O facto ‘filho’ expressa, por si só, uma omnipresença de dois: os seus progenitores.

Em cada filho está, inerentemente, a ação de duas pessoas de quem emerge um novo ser.

A esta luz, o filho que nasce une, para sempre e desde o seu início, as vidas de dois indivíduos: os seus pais.

Estes factos parecem-me irrefutáveis…

O aborto interrompe esta história de união da ação de dois indivíduos, os progenitores, numa nova vida.

Ora, perante o aborto, o direito depara-se com uma dificuldade: como agir?

A decisão dos legisladores tem sido uma de duas:

- ou permanecer fiel ao entendimento de que as leis transmitem mensagens aos cidadãos e, por isso, manter a afirmação de que abortar, por consistir na eliminação de uma vida humana em desenvolvimento, é um erro punível (esta punição recai sobre todos os envolvidos no aborto e não apenas na mulher: são suscetíveis de punição os incentivadores, os praticantes do aborto, os companheiros ou familiares que forçam, etc.);

- ou, alegando motivos diversos, despenalizar o ato, a pretexto de conflito de direitos ou outros motivos.
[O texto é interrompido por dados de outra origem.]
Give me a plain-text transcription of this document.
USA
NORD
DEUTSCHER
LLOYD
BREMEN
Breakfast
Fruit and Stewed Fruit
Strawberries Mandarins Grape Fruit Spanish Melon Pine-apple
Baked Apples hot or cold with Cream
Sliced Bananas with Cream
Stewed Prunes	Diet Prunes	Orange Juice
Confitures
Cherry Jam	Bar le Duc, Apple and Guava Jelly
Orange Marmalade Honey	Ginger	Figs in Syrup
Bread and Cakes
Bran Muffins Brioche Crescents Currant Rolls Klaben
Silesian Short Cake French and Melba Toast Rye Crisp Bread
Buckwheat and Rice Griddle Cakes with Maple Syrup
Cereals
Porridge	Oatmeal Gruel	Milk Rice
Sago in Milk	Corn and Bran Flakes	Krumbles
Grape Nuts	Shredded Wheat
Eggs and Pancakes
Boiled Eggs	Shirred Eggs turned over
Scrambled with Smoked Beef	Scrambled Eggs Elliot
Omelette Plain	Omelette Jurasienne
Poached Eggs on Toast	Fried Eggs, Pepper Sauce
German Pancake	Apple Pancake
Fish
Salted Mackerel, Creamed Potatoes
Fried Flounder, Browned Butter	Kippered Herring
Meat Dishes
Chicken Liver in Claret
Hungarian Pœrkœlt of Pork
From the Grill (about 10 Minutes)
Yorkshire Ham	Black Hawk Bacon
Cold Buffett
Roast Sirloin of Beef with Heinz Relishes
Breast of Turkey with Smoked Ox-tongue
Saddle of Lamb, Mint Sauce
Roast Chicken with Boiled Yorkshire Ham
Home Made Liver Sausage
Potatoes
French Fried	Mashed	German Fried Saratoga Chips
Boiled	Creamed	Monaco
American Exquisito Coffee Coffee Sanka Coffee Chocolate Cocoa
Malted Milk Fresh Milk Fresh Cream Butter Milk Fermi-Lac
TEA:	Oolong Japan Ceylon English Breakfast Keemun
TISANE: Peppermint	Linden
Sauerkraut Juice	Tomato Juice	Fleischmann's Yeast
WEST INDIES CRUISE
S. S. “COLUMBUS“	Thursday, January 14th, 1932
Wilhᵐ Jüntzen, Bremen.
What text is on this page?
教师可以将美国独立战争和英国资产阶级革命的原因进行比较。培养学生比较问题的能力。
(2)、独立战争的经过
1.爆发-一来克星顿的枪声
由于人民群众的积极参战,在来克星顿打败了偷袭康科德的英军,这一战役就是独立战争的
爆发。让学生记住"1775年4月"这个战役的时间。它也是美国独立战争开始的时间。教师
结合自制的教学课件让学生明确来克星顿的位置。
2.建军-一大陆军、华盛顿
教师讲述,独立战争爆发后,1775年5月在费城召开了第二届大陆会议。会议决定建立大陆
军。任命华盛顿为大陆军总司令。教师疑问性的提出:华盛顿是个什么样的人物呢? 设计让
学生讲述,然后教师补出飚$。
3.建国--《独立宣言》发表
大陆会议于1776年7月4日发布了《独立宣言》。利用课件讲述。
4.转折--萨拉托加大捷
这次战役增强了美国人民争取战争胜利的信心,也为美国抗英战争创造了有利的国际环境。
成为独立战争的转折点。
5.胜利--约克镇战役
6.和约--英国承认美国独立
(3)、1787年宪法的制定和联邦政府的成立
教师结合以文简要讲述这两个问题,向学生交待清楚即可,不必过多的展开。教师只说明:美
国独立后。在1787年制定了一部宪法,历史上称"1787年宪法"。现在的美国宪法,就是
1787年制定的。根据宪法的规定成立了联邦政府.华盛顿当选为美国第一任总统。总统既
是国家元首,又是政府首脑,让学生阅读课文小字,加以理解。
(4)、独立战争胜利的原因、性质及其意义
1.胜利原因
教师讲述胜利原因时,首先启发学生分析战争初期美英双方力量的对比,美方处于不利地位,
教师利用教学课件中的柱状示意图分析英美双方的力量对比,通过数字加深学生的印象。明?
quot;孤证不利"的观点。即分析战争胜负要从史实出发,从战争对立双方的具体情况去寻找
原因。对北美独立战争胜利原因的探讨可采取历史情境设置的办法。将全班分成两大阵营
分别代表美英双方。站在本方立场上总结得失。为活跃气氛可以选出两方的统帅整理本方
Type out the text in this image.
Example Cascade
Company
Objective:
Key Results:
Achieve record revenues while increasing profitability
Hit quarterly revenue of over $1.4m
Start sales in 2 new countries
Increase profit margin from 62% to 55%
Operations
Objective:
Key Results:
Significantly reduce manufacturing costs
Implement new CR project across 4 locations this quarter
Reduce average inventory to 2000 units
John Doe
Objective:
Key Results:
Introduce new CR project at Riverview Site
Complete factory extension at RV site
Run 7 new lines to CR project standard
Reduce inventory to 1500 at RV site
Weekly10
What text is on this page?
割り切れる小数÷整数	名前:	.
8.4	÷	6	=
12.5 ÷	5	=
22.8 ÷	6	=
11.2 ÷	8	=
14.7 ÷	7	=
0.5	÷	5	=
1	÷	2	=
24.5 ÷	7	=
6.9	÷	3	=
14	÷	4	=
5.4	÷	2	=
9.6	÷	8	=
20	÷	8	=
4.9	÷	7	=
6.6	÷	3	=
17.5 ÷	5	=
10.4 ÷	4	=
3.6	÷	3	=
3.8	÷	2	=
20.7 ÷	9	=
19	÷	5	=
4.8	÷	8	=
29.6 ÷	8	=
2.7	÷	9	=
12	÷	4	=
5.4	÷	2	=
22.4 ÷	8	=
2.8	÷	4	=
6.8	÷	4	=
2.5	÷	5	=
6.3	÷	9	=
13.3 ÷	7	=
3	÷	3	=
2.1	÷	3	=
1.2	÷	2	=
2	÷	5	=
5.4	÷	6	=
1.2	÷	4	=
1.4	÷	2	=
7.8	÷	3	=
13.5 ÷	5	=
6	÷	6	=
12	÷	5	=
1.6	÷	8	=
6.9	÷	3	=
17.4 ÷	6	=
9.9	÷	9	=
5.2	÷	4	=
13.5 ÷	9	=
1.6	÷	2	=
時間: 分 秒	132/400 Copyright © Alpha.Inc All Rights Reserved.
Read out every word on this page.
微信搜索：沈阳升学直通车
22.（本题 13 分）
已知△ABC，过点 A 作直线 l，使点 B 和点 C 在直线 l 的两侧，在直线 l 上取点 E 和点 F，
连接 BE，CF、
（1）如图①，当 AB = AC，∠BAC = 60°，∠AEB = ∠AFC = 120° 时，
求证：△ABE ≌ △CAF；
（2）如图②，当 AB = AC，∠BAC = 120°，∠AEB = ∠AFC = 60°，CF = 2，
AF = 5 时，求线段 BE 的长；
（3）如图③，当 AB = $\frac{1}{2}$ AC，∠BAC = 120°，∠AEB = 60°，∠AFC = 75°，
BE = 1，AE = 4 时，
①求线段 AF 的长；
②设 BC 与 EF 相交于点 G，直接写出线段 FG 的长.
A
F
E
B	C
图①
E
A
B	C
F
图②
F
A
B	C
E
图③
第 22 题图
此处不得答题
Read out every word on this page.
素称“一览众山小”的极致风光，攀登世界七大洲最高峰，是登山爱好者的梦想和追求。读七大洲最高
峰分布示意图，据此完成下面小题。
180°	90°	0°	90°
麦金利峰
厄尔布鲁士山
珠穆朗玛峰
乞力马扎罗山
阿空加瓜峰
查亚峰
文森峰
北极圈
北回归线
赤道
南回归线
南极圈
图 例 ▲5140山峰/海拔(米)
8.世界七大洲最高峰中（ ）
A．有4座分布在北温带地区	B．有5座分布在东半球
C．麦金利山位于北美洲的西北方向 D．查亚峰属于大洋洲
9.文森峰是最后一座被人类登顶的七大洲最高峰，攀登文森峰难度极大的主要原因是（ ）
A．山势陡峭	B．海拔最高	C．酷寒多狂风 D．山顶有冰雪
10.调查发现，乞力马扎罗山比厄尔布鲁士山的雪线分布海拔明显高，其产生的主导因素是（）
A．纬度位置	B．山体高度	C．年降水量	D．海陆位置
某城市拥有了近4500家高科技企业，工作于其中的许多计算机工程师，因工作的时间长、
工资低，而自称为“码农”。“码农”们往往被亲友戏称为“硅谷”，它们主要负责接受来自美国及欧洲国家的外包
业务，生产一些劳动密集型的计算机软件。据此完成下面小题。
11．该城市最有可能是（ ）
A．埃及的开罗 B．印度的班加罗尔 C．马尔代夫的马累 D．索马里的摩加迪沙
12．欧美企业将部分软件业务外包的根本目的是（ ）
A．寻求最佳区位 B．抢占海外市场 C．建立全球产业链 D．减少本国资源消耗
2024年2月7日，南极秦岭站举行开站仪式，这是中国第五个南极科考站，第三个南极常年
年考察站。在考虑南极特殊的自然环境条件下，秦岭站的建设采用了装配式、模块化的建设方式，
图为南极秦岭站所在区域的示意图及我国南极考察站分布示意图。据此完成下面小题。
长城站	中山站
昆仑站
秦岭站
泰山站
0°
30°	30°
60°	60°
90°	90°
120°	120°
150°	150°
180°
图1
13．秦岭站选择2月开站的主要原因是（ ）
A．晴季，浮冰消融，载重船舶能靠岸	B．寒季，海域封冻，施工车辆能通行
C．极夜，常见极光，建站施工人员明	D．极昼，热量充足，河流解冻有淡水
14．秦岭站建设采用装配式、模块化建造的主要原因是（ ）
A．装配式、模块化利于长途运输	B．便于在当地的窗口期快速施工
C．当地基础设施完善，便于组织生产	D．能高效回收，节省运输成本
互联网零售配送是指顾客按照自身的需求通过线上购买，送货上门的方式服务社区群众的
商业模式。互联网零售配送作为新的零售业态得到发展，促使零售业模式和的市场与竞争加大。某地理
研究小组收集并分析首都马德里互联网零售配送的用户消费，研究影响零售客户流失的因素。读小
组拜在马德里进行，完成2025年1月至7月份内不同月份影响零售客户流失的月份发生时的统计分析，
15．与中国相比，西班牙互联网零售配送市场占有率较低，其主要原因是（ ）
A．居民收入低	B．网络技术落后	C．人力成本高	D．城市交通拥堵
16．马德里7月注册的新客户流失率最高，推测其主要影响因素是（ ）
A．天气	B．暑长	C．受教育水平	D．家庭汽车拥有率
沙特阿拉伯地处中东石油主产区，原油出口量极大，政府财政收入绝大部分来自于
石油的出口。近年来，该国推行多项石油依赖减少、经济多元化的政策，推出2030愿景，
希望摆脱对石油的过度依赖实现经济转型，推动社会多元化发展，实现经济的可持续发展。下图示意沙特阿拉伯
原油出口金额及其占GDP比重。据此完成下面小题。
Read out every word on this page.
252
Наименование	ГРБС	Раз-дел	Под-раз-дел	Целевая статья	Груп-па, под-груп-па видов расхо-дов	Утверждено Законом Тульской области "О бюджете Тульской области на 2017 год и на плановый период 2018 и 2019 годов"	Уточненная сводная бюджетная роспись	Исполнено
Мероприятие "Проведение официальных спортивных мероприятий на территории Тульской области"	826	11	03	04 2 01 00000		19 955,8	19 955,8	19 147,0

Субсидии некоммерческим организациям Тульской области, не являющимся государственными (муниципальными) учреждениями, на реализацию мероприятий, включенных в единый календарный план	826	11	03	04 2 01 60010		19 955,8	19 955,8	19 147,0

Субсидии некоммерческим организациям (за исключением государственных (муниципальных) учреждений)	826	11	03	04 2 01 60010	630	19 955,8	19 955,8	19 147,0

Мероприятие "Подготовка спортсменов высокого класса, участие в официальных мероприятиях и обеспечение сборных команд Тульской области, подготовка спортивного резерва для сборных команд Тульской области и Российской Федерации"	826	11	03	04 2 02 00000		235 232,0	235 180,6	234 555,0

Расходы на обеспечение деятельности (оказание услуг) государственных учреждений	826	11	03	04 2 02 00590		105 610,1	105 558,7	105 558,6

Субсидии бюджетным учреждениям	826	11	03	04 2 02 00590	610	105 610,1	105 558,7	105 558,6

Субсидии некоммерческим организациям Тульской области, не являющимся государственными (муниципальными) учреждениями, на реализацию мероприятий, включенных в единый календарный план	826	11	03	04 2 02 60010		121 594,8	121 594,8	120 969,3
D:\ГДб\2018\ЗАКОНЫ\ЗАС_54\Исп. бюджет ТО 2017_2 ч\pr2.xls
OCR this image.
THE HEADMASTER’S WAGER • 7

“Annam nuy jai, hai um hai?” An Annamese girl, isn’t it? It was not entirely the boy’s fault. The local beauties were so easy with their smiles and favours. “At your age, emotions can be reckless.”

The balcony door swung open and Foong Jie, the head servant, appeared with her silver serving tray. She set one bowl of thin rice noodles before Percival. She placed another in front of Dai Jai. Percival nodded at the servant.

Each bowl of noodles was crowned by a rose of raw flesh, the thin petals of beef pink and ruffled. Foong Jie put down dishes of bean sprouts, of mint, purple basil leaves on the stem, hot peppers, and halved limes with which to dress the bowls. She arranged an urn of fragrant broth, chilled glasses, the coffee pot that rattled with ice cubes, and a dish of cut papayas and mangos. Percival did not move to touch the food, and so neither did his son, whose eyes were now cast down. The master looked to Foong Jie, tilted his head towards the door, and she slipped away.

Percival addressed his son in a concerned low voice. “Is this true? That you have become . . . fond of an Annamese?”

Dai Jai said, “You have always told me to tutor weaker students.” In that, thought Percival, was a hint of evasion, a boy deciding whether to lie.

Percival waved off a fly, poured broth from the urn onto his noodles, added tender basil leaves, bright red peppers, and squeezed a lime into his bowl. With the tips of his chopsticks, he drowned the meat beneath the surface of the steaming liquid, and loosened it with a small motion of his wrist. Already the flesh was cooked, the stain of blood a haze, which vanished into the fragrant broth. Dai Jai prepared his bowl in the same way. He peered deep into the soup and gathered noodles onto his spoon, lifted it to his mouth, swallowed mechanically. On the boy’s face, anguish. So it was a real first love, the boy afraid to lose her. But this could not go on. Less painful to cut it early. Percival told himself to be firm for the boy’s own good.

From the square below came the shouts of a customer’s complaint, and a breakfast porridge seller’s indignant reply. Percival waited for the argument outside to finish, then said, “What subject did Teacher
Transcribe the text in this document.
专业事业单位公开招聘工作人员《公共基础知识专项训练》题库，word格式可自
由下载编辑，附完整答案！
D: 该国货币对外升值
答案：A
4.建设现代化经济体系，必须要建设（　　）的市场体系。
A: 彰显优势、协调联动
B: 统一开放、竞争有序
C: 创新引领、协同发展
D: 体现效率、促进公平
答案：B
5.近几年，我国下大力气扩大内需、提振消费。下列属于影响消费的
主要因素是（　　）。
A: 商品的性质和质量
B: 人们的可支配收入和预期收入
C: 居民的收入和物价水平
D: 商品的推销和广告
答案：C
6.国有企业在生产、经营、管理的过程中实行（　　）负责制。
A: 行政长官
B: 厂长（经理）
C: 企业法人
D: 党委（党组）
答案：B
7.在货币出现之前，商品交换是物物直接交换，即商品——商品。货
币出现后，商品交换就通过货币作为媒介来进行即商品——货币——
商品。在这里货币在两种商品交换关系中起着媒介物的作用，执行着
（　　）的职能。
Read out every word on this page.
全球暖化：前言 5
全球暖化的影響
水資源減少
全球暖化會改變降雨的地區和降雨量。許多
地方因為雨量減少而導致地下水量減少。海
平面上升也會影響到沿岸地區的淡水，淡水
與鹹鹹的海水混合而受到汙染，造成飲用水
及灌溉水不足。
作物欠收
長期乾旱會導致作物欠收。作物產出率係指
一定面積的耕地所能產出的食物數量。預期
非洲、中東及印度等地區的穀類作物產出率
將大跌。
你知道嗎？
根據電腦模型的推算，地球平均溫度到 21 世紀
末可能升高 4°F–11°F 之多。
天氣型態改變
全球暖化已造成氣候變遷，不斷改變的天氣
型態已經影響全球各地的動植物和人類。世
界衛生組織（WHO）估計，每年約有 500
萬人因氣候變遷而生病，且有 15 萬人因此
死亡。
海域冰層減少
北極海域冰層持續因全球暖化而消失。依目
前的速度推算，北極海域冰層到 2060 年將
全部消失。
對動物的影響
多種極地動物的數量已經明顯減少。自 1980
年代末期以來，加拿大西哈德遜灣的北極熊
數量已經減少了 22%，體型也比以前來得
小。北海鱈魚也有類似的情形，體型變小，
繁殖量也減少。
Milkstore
Observa-se, porém, uma nova linha que pretende defender, já não a mera despenalização do ato, mas o seu reconhecimento como direito.

Para a análise desta via, regressemos ao início da nossa reflexão.

Constatámos (sem grande esforço) que o filho é fruto da ação de dois: os progenitores, um pai e uma mãe.

Pretender reconhecer a um dos dois o direito exclusivo a abortar introduz aqui uma novidade altamente problemática.

Senão, vejamos. Socorramo-nos de uma metáfora que, como todas as metáforas, deve ser apenas uma ajuda ao entendimento sem que nos devamos prender nos aspetos específicos desta…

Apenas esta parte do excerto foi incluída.